From mboxrd@z Thu Jan  1 00:00:00 1970
Return-Path: <v.shpilevoy@tarantool.org>
Received: from smtpng3.m.smailru.net (smtpng3.m.smailru.net [94.100.177.149])
 (using TLSv1.2 with cipher ECDHE-RSA-AES256-GCM-SHA384 (256/256
 bits)) (No client certificate requested)
 by dev.tarantool.org (Postfix) with ESMTPS id 31ACE44643A
 for <tarantool-discussions@dev.tarantool.org>;
 Mon, 28 Sep 2020 23:07:53 +0300 (MSK)
References: <66362762-8791-bea3-745f-afc1e3eaa199@tarantool.org>
 <9a788a90-f558-fc6c-1d28-2813e8b721f8@ocelot.ca>
From: Vladislav Shpilevoy <v.shpilevoy@tarantool.org>
Message-ID: <57513bb5-3a4d-0c3c-720e-7e78634ecfe1@tarantool.org>
Date: Mon, 28 Sep 2020 22:07:49 +0200
MIME-Version: 1.0
In-Reply-To: <9a788a90-f558-fc6c-1d28-2813e8b721f8@ocelot.ca>
Content-Type: text/plain; charset=utf-8
Content-Language: en-US
Content-Transfer-Encoding: 7bit
Subject: Re: [Tarantool-discussions] SQL built-in functions position
List-Id: Tarantool development process
 <tarantool-discussions.dev.tarantool.org>
List-Unsubscribe: <https://lists.tarantool.org/mailman/options/tarantool-discussions>, 
 <mailto:tarantool-discussions-request@dev.tarantool.org?subject=unsubscribe>
List-Archive: <https://lists.tarantool.org/pipermail/tarantool-discussions/>
List-Post: <mailto:tarantool-discussions@dev.tarantool.org>
List-Help: <mailto:tarantool-discussions-request@dev.tarantool.org?subject=help>
List-Subscribe: <https://lists.tarantool.org/mailman/listinfo/tarantool-discussions>, 
 <mailto:tarantool-discussions-request@dev.tarantool.org?subject=subscribe>
To: Peter Gulutzan <pgulutzan@ocelot.ca>, Mergen Imeev <imeevma@tarantool.org>, Nikita Pettik <korablev@tarantool.org>, kyukhin@tarantool.org, tsafin@tarantool.org, sergos@tarantool.org
Cc: tarantool-discussions@dev.tarantool.org

Hi!

See my response in another email with 4 big reasons why
storage of SQL-specific functions in _func is a bad idea.

Also see responses on your comments in separate sections.
I leave references below.

> The current built-in functions are harmless, except perhaps for RANDOMBLOB with a huge value.
> However, in future maybe there will be built-in functions that should require privileges.
> In that case, I believe, they will have to be in _func (and someday in _vfunc)
> so that grant() will work for them.

See "## Built-in functions require privileges?".

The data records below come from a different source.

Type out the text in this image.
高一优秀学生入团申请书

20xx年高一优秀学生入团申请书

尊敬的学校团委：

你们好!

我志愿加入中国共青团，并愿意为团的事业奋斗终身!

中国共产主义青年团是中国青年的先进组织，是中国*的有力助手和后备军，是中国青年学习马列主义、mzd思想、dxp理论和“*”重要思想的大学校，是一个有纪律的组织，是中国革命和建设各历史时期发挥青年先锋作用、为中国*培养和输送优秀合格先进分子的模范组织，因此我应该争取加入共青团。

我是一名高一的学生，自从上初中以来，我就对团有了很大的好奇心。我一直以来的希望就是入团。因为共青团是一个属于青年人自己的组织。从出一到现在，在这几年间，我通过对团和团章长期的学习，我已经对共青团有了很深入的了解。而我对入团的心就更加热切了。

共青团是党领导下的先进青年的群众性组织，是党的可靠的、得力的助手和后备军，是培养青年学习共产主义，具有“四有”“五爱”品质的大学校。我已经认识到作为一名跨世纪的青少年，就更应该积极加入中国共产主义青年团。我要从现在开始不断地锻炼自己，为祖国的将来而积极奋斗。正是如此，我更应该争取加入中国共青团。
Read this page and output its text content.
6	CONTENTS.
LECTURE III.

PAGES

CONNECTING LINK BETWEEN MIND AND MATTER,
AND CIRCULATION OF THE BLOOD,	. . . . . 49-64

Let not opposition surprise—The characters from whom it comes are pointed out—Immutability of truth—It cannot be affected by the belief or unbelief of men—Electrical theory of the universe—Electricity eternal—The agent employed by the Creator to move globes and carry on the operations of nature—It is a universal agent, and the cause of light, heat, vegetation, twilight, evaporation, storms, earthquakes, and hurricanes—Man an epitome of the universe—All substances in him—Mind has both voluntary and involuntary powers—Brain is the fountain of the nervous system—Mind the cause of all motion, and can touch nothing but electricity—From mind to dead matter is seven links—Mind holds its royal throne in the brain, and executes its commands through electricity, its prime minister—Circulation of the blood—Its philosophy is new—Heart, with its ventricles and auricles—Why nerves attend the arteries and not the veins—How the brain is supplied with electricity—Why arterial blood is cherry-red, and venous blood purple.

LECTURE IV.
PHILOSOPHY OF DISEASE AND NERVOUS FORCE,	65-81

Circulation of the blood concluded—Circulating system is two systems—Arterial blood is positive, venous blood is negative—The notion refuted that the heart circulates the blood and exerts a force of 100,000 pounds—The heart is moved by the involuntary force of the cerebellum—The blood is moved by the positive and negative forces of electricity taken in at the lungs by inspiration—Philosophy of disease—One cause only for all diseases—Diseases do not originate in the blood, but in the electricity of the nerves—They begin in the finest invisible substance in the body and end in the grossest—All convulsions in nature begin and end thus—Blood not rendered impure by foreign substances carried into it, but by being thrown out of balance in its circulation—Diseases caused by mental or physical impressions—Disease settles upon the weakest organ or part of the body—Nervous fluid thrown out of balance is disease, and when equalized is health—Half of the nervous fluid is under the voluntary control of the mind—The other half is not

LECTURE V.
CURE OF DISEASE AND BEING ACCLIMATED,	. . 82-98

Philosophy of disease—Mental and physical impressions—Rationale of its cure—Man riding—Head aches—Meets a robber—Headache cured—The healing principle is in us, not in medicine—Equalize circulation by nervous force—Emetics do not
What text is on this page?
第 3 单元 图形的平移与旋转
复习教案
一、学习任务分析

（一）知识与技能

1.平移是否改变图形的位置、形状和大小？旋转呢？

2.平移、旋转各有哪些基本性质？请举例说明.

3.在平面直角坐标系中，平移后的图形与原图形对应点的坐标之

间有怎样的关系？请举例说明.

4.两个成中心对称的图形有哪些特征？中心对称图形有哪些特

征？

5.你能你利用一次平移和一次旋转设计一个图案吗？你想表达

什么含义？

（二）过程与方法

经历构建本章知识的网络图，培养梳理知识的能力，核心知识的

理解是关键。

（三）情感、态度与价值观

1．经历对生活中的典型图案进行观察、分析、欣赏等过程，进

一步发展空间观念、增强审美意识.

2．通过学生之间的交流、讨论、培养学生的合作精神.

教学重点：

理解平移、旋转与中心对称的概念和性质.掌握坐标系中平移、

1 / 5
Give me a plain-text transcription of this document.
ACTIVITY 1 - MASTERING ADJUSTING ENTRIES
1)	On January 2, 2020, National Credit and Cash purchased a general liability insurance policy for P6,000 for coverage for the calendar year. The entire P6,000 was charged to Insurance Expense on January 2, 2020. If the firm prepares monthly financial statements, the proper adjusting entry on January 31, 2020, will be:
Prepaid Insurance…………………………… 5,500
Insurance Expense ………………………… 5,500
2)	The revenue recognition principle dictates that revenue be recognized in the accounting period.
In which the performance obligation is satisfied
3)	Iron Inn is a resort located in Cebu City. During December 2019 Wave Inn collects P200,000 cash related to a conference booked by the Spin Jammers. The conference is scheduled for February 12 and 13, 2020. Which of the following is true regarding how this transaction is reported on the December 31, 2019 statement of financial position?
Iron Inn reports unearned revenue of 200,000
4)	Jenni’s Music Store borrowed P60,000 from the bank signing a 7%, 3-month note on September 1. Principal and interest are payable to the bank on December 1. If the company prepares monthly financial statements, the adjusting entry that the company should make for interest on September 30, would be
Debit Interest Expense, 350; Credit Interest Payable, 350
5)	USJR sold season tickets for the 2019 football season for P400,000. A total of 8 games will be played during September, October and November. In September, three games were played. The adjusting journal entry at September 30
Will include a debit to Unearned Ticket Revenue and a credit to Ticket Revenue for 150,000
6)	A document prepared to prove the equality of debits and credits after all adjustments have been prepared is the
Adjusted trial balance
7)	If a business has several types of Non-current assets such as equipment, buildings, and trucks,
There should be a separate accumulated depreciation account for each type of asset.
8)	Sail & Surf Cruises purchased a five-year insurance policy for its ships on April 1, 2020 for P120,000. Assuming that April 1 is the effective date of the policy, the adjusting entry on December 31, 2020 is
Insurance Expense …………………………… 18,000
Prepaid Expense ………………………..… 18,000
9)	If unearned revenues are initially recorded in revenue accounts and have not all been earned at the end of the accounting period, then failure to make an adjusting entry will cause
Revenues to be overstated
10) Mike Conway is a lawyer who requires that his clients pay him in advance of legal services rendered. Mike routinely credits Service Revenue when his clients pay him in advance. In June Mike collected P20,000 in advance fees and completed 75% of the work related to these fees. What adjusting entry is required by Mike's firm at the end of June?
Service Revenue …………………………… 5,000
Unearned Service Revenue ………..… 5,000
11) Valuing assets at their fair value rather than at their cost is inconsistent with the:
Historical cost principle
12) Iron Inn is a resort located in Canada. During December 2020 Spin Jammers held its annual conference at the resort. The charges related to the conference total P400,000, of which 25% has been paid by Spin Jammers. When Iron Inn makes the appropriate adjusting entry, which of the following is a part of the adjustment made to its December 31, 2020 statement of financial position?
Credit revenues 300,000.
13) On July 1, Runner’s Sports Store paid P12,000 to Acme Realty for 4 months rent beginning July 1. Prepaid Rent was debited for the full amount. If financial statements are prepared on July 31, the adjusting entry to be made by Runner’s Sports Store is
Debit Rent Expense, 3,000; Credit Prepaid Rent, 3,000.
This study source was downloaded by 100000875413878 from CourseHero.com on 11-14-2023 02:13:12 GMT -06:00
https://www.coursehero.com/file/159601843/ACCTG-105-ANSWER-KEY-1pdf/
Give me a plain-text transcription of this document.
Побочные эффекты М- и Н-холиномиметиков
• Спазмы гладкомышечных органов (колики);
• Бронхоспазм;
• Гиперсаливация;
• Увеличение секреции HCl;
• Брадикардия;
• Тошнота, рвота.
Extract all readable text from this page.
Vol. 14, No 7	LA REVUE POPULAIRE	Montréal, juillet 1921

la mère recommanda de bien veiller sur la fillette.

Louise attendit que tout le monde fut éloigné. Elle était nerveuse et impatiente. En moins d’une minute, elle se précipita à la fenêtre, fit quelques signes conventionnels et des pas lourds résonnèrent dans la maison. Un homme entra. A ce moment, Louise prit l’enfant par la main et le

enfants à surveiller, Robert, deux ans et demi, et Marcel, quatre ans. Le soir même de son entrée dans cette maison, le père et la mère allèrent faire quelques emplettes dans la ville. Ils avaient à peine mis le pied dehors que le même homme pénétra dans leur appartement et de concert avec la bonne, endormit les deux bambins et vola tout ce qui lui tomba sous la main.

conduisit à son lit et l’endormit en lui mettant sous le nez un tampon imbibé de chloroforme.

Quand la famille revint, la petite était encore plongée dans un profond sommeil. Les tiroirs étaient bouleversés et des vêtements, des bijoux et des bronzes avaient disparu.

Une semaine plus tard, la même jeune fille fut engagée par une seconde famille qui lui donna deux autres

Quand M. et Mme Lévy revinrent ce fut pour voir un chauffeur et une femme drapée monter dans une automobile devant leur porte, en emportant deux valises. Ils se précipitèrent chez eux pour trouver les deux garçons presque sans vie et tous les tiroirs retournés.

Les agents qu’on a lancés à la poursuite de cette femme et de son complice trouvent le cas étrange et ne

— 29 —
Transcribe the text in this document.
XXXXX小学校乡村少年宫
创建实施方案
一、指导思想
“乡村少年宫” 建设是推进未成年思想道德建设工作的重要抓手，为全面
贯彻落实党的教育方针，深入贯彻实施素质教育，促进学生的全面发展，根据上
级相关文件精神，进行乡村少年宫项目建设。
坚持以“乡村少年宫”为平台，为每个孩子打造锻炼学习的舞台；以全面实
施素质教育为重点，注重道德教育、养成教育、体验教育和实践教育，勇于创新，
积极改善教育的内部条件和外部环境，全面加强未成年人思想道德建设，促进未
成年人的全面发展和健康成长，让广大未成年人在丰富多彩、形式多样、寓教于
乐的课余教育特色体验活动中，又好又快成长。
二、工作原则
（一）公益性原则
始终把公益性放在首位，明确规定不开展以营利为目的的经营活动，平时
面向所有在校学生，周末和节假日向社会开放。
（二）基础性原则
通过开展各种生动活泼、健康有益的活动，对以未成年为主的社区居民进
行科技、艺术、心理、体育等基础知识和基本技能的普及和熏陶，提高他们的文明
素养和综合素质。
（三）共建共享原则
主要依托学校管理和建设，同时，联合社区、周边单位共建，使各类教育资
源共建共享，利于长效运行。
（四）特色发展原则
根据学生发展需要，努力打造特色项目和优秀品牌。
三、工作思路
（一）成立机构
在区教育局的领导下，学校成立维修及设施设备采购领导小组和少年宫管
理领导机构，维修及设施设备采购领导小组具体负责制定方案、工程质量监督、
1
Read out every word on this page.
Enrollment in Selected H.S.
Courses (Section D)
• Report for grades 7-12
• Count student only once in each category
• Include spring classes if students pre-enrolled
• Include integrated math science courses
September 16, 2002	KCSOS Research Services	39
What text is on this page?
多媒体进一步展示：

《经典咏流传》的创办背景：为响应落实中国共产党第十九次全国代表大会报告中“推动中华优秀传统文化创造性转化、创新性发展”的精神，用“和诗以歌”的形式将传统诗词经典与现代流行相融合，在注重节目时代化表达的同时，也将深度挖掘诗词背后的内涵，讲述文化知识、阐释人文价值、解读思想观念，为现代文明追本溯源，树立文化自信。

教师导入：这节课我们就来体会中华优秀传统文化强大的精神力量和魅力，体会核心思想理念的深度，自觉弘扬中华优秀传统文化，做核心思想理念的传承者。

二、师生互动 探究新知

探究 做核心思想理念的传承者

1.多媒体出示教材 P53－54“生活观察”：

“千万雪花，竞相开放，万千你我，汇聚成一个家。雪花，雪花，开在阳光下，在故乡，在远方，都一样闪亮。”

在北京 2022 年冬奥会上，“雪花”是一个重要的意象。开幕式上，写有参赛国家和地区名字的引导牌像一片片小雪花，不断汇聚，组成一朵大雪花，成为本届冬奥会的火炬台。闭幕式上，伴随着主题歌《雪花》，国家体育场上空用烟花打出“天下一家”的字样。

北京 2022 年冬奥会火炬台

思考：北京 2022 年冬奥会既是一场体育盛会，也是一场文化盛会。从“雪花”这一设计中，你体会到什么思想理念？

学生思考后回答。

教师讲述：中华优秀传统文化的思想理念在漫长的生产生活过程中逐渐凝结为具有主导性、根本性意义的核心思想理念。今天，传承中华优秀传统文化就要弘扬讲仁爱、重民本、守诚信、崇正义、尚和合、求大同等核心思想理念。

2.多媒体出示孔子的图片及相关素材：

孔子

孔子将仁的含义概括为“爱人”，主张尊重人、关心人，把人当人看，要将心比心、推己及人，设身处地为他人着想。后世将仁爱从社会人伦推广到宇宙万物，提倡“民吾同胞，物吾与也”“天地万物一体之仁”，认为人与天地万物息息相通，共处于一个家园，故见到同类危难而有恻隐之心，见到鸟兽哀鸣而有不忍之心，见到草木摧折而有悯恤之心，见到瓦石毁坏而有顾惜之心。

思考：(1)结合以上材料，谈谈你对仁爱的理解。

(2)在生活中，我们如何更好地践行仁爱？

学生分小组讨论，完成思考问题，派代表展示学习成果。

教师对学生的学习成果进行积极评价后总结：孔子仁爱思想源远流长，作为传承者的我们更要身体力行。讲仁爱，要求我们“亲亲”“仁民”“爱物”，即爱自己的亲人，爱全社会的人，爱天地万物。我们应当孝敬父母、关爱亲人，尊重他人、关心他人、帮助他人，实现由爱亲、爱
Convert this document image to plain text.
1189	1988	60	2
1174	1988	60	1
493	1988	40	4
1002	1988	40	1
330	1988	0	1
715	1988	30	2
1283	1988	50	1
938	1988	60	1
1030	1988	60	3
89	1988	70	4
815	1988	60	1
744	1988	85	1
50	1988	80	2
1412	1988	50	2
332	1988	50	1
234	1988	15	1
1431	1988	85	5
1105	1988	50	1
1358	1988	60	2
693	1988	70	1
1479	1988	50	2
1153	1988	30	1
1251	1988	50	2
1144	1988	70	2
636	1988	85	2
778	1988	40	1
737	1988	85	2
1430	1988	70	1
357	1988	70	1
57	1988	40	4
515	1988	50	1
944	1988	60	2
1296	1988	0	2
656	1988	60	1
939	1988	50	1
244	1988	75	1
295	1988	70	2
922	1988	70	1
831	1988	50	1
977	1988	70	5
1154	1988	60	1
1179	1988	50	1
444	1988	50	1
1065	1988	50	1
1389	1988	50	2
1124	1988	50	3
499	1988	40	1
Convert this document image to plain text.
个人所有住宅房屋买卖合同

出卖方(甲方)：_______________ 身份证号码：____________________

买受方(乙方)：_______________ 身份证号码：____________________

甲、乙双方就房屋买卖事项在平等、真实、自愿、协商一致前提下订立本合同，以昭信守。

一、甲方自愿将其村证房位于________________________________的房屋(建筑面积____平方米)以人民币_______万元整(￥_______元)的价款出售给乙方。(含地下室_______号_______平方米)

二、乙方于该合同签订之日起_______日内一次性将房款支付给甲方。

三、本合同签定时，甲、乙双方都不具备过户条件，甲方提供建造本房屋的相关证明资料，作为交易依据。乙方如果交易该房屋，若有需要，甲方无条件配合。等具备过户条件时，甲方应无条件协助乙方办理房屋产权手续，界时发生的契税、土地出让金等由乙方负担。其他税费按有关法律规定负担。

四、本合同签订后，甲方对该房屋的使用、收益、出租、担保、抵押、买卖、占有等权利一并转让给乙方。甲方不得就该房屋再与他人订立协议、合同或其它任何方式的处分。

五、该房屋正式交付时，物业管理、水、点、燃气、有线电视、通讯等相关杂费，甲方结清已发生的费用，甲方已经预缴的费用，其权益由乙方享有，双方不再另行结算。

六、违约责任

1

> I have tried to redirect the UPPER() function in order to violate security, thus:
> "
> tarantool> function UPPER(x) return x end
> ---
> ...
> tarantool> box.schema.func.create('UPPER')
> ---
> - error: Function 'UPPER' already exists
> ...
> tarantool> box.schema.func.drop('UPPER')
> ---
> - error: 'Can''t drop function 1: function is SQL built-in'
> ...
> "
> This is good behaviour and I think it works because UPPER() is in _func.

See "## Built-in functions prevent duplicates in _func?".

> I did not document in the manual's SQL section that built-in functions will
> be in _func, so removing them is not a regression from documented behaviour.

See "## Storage in _func does not change _func schema and documentation?".

> But I think users benefit from being able to see them.

See "## Users benefit from seeing SQL-specific functions in _func?".